CHAPTER V

Charlotte Smith. Mrs. Inchbald

While Hannah More was endeavouring to improve the condition of the poor by teaching them diligence and sobriety, a group of earnest men and women were writing books and pamphlets in which they claimed that poverty and ignorance were due to unjust laws. The writings of Voltaire and Rousseau had filled their minds with bright pictures of a democracy. These theories were considered most dangerous in England, but they were the theories which helped to shape the American constitution. Among these English revolutionists were William Godwin, Mary Wollstonecraft, Charlotte Smith, Mrs. Inchbald, and for a time Amelia Opie.

The strongest political novel was Caleb Williams by William Godwin. In this he shows how through law man may become the destroyer of man. This interest in the rights of man awakened interest in the condition of women; and Mary Wollstonecraft, who afterward became Mrs. Godwin, wrote Vindication of the Rights of Woman. This pamphlet was declared contrary to the Bible and to Christian law, although all its demands have now been conceded. Charlotte Smith was also interested in the position of women and the laws affecting them. In Desmond she discussed freely a marriage problem which in her day seemed very bold, while in her private life she ignored British prejudices.

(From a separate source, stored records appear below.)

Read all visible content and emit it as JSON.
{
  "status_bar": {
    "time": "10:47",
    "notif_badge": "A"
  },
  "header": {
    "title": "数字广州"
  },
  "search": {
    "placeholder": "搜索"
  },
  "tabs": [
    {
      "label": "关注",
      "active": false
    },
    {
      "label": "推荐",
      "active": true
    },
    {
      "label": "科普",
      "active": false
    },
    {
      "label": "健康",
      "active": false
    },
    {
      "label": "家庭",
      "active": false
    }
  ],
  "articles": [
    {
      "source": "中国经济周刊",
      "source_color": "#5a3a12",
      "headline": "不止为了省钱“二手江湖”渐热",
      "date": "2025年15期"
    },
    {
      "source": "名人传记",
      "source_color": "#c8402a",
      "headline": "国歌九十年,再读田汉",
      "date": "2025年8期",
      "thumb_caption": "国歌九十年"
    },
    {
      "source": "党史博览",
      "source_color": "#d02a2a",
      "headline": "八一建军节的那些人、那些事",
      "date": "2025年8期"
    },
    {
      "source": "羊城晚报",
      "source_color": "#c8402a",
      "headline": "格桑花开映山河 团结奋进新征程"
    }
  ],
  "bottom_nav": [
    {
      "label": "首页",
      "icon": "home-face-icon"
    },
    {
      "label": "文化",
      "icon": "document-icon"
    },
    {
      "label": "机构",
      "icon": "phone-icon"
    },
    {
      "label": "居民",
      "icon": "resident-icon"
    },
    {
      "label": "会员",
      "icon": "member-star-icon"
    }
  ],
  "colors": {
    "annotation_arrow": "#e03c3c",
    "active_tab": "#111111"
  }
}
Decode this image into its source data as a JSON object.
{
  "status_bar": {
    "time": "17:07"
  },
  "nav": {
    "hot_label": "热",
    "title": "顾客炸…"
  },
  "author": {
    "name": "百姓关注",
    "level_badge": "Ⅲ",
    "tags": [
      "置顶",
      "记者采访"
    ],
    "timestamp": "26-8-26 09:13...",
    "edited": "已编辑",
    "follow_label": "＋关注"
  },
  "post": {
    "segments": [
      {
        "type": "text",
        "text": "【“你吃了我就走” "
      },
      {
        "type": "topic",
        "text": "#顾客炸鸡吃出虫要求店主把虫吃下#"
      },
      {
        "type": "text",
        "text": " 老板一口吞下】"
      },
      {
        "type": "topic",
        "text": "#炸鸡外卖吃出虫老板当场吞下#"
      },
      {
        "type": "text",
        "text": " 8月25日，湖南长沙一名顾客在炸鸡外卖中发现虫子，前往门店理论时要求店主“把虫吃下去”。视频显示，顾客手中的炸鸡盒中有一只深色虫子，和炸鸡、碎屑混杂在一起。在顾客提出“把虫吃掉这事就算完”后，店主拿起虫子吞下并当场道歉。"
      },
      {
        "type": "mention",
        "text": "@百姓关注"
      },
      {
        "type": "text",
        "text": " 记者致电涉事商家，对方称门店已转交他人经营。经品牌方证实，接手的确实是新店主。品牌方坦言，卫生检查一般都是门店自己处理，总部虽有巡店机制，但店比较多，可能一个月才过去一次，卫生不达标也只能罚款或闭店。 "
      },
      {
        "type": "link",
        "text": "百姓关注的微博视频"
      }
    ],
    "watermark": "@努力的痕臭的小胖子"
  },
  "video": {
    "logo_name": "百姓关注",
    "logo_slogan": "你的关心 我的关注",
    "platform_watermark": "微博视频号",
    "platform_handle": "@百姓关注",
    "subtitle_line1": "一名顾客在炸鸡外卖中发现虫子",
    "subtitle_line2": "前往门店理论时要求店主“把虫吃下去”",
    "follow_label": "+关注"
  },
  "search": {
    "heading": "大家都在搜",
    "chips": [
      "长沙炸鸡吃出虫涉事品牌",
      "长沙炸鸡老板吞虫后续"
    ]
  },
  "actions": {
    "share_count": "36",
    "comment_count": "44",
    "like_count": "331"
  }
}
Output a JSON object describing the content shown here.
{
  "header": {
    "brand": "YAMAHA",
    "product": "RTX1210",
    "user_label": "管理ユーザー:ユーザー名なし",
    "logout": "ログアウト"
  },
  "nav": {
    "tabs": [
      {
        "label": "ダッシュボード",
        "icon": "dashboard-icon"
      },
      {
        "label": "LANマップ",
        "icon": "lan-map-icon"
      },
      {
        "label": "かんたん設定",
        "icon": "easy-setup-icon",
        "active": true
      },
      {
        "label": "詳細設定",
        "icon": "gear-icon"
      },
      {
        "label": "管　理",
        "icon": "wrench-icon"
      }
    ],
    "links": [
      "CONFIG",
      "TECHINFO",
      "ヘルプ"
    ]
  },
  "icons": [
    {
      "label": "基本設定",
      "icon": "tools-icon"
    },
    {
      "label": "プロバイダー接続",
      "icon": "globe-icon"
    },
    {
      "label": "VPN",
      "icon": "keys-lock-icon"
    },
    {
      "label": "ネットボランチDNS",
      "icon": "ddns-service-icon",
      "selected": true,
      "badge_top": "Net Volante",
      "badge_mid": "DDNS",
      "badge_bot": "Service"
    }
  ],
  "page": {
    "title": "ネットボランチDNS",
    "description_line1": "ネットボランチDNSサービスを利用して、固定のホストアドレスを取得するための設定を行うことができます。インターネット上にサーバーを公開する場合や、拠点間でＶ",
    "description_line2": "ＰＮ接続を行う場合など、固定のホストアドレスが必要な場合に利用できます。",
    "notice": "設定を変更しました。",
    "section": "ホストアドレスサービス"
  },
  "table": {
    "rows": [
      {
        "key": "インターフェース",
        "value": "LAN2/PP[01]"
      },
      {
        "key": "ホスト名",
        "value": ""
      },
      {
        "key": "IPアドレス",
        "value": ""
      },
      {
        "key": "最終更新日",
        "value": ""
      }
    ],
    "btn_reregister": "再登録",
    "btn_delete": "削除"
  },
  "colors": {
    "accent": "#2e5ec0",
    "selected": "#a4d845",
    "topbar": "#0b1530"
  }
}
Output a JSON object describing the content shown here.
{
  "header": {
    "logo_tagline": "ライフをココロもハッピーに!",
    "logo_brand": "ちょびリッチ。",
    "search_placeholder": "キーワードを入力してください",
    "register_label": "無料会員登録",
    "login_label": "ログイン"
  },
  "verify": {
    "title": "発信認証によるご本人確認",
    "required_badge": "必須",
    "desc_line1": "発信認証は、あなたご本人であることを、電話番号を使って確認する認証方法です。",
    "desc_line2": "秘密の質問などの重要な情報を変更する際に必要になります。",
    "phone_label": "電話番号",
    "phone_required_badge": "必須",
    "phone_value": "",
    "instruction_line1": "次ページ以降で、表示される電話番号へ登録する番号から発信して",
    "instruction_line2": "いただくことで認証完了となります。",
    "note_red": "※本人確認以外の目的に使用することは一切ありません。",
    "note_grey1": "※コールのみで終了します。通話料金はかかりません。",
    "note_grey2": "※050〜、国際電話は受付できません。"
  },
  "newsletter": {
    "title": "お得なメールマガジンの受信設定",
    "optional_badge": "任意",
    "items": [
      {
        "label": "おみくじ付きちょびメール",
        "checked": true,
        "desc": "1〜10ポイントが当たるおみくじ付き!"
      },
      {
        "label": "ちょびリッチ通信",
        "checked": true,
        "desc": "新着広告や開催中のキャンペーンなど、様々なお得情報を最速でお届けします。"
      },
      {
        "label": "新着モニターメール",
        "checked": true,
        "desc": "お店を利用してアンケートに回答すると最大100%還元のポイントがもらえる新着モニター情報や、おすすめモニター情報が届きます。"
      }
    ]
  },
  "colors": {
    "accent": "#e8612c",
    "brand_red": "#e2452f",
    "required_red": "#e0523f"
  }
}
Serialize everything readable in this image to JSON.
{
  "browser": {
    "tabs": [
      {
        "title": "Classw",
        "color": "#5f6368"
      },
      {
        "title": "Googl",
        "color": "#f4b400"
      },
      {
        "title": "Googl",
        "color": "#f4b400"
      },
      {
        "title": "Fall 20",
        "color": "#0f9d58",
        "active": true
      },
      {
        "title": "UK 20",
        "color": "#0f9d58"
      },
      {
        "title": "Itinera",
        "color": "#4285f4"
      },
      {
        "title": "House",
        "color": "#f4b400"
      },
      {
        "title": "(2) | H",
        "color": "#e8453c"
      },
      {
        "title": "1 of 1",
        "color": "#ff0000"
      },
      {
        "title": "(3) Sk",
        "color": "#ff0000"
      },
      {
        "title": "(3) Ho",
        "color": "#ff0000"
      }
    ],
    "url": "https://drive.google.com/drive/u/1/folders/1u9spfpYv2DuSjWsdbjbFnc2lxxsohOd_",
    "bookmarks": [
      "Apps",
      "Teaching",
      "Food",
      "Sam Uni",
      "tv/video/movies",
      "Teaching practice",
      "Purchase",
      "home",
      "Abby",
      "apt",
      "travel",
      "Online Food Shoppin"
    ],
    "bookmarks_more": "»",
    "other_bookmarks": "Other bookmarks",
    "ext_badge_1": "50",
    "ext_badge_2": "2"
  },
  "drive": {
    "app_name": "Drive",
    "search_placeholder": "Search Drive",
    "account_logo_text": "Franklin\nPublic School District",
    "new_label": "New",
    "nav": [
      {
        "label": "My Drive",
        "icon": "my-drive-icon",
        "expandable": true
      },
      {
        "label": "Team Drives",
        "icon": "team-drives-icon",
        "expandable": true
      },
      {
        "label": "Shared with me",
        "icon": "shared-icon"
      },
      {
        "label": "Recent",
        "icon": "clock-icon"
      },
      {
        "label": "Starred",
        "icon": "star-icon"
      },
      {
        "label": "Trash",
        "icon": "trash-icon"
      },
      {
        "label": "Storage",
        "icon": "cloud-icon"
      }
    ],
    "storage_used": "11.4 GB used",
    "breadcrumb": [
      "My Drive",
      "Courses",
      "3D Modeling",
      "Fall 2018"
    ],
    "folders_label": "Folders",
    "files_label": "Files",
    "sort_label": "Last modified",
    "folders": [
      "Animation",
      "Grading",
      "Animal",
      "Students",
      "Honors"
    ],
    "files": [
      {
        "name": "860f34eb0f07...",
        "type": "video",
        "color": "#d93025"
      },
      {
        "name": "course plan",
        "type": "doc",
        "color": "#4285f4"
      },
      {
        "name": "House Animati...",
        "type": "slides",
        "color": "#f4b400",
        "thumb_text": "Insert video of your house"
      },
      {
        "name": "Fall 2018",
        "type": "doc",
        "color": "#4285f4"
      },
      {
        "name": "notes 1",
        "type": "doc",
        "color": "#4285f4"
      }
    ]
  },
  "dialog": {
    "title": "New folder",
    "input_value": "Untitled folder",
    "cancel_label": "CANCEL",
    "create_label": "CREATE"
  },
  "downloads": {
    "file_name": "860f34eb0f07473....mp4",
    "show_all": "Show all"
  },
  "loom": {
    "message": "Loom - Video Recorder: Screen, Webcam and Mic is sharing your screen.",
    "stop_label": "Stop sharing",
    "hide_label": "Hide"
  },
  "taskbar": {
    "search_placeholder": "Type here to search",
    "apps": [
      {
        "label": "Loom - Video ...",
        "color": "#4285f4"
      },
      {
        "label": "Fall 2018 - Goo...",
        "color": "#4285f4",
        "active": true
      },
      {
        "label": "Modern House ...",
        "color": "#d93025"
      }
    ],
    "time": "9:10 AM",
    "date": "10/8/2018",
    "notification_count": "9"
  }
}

She was the mother of twelve children and the wife of a man of many schemes, so that she was continually devising ways to extricate her large family from the financial difficulties into which he plunged them. At one time a friend suggested to her that her husband's attention should be turned toward religion. Her reply was: "Oh, for heaven's sake, do not put it into his head to take to religion, for if he does, he will instantly begin by building a cathedral." She is supposed to have caricatured him in the projector who hoped to make a fortune by manuring his estate with old wigs. But when her husband was imprisoned for debt, she shared his captivity, and began to write to support her family. Although she died at the age of fifty-seven, she found time during her manifold cares to write thirty-eight volumes.

But not only did Mrs. Smith endure sorrows as great as those of her favourite heroine, Sidney Biddulph, but one of her daughters was equally unfortunate. She was married unhappily, and returned with her three children for her mother to support. Mr. and Mrs. Smith, after twenty-three years of married life, agreed to live in separate countries, he in Normandy, and she in England, although they always corresponded and were interested in each other's welfare. Yet this separation, together with the revolutionary tendencies discovered in her writings, raised a storm of criticism against her.

In Desmond, which was regarded as so dangerous, Mrs. Smith has presented the following problem: Geraldine, the heroine, is married to a spendthrift, who attempts to retrieve his fortunes by forcing his wife to become the mistress of his friend, the rich Duc de Romagnecourt. To preserve her honour she leaves him, hoping to return to her mother's roof; but her mother refuses to receive her and bids her return to her husband. As she dares not do this, and is without money, a faithful friend, Desmond, takes her under his protection, asking no reward but the pleasure of serving her. Finally Geraldine receives a letter informing her that her husband is ill. She returns to him, and nurses him until he dies; after a year of mourning she marries Desmond.

How could a woman have behaved more virtuously than Geraldine? She is always high-minded and actuated by the purest motives. But it was feared that her example might encourage wives to desert their husbands, and consequently the novel was declared immoral.